Lodestar is a TypeScript Ethereum consensus client (beacon node + validator client + light client).

### Package Structure
- `beacon-node/` — core beacon chain logic, networking, sync, API server
- `validator/` — validator client (separate process, talks to beacon via API)
- `light-client/` — light client (runs in browsers too)
- `state-transition/` — pure state transition functions (spec implementation)
- `fork-choice/` — proto-array fork choice
- `types/` — SSZ type definitions for all forks
- `params/` — consensus constants and presets
- `config/` — runtime chain configuration
- `api/` — REST API client/server (shared between beacon-node and validator)
- `reqresp/` — libp2p request/response protocol
- `db/` — LevelDB abstraction
- `utils/` — shared utilities

### Fork Progression
phase0 → altair → bellatrix → capella → deneb → electra → fulu → gloas

Fork-aware code uses guards: `isForkPostElectra(fork)`, `isForkPostFulu(fork)`, etc.

### Key Conventions
- ES modules with `.js` extensions on relative imports (even for .ts files)
- Biome for linting/formatting, double quotes, no default exports
- `camelCase` functions/vars, `PascalCase` classes, `UPPER_SNAKE_CASE` constants
- Explicit parameter and return types, no `any`
- Prometheus metrics: always suffix with units (`_seconds`, `_bytes`, `_total`)
- Structured logging: `this.logger.debug("msg", {slot, root: toRootHex(root)})`

### Common Pitfalls to Watch For
- **Stale fork choice head:** `getHead()` returns cached ProtoBlock.
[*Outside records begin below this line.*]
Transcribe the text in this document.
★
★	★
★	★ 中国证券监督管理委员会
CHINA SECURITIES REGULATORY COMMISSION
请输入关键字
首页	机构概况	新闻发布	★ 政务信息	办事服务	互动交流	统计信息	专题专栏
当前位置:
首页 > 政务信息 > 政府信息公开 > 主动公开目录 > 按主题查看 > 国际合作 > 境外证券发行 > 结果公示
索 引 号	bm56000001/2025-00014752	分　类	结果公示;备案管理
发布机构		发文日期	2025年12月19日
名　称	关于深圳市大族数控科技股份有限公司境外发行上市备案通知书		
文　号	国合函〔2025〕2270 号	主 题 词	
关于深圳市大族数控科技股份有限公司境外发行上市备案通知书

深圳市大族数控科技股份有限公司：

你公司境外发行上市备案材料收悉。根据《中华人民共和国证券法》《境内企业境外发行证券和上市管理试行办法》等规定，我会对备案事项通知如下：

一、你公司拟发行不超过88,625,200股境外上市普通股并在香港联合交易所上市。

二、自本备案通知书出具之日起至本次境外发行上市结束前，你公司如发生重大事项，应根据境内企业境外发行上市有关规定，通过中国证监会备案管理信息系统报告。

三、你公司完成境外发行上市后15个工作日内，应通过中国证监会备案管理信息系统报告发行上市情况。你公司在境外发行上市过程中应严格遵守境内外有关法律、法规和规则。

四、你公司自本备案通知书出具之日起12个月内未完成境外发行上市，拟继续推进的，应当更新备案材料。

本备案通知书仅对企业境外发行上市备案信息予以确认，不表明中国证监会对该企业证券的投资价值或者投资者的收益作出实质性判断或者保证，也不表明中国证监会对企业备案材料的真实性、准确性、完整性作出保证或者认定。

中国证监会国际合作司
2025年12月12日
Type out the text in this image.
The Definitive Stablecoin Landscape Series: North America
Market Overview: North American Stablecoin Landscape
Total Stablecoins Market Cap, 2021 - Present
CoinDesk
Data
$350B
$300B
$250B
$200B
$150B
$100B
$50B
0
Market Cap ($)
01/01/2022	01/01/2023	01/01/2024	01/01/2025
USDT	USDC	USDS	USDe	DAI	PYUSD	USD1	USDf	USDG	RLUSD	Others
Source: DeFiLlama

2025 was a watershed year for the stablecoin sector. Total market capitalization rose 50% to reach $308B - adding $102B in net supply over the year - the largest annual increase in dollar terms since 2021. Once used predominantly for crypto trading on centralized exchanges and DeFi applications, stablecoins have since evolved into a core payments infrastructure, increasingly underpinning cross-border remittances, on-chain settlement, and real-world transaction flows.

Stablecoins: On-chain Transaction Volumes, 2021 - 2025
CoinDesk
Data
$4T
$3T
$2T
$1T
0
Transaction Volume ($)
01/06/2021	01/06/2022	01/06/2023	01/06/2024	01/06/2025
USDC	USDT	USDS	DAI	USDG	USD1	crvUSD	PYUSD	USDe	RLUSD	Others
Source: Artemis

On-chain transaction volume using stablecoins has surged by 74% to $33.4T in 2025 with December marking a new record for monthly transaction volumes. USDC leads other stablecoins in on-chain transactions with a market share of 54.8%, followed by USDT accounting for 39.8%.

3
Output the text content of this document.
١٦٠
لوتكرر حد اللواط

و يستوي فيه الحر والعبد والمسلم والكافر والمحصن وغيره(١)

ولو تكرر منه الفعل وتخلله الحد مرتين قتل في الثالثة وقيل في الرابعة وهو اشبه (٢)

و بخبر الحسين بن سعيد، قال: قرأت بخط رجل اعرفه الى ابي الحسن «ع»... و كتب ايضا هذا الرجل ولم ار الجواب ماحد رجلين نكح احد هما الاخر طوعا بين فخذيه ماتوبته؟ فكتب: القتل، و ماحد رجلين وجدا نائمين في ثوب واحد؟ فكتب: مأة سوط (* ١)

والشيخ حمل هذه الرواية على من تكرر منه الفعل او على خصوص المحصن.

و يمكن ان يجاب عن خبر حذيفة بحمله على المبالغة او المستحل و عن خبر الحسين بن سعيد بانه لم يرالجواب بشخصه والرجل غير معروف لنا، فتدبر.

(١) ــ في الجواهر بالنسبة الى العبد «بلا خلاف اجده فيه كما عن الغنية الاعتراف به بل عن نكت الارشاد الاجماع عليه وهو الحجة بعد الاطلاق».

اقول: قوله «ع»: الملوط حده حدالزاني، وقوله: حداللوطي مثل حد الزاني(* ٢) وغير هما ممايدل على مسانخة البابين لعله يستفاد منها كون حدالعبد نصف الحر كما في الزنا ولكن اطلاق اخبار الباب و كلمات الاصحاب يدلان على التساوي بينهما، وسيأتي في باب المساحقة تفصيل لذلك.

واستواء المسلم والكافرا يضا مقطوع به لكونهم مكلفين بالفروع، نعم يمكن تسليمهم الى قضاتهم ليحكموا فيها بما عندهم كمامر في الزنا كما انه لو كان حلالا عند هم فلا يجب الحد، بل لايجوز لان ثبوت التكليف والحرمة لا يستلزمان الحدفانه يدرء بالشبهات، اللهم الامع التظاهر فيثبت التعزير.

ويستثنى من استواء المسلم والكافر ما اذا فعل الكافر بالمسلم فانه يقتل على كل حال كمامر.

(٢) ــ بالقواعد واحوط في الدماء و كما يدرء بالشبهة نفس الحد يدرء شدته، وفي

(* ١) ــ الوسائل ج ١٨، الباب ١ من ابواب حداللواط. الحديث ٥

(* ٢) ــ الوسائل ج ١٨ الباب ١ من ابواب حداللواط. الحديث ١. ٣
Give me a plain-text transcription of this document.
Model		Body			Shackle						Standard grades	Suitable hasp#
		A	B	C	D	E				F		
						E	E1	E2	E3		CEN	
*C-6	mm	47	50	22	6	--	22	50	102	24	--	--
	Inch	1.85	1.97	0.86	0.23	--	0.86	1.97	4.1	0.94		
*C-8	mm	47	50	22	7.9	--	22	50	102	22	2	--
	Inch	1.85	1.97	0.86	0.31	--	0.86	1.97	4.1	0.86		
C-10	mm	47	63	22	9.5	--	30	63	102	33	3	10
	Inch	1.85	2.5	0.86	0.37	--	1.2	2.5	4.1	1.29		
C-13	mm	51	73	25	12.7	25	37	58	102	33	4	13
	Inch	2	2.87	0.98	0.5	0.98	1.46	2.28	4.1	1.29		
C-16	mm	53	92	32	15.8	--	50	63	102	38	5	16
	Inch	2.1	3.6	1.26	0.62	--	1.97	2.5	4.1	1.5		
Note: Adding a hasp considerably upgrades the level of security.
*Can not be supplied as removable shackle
After modifying proto-array state, must call `recomputeForkChoiceHead()`
- **Holding state references:** BeaconState objects are large tree-backed structures. Don't store beyond immediate use
- **Missing .js extension:** Relative imports must use `.js` for ESM resolution
- **Force push after review:** Never — use incremental commits
- **SSZ value vs view:** Value types (plain JS) vs ViewDU (tree-backed). State uses ViewDU — mutations need `.commit()`
- **Config vs params:** `@lodestar/params` = compile-time constants, `@lodestar/config` = runtime chain config

### Architecture Rules
- Beacon node, validator client, and light client are separate packages with clear boundaries
- Cross-package deps flow downward: beacon-node → state-transition → types → params
- Validator talks to beacon node only via REST API (never import beacon-node internals)
- State transition functions must be pure (no side effects, no network calls)
- Fork choice is its own package — beacon-node consumes it, doesn't extend it

Review Patterns Reference

Read references/review-patterns.md for patterns mined from ~2000 real Lodestar review comments. Key insights:

  • nflaig (lead): Spec citations, forward-compatible naming (avoid fork codenames), type safety, comment-code consistency
  • twoeths: ProtoBlock variant correctness, state cache keys, function signatures
  • wemeetagain: Metrics coverage, code simplification, future TODOs
  • ensi321: Edge case analysis, spec divergence, test correctness, scope enforcement

Use these patterns to calibrate reviewer expectations — e.g., the architect reviewer should flag missing metrics (wemeetagain pattern), and the wisdom reviewer should flag stale comments (nflaig pattern).

Tips

  • For consensus-spec-related changes, cross-reference ~/consensus-specs for correctness
  • For API changes, cross-reference ~/beacon-APIs (ethereum/beacon-APIs)
  • The security reviewer is especially valuable for networking/p2p/reqresp changes — consensus clients are adversarial environments
  • The architect reviewer catches cross-package boundary violations that other reviewers miss
  • When reviewing ePBS/Gloas code, pay extra attention to ProtoBlock variant handling (twoeths's top concern)
  • For any new functionality, check if Prometheus metrics are needed (wemeetagain pattern)

Self-Maintenance

If any commands, file paths, URLs, or configurations in this skill are outdated or no longer work, update this SKILL.md with the correct information after completing your current task. Skills should stay accurate and self-healing — fix what you find broken.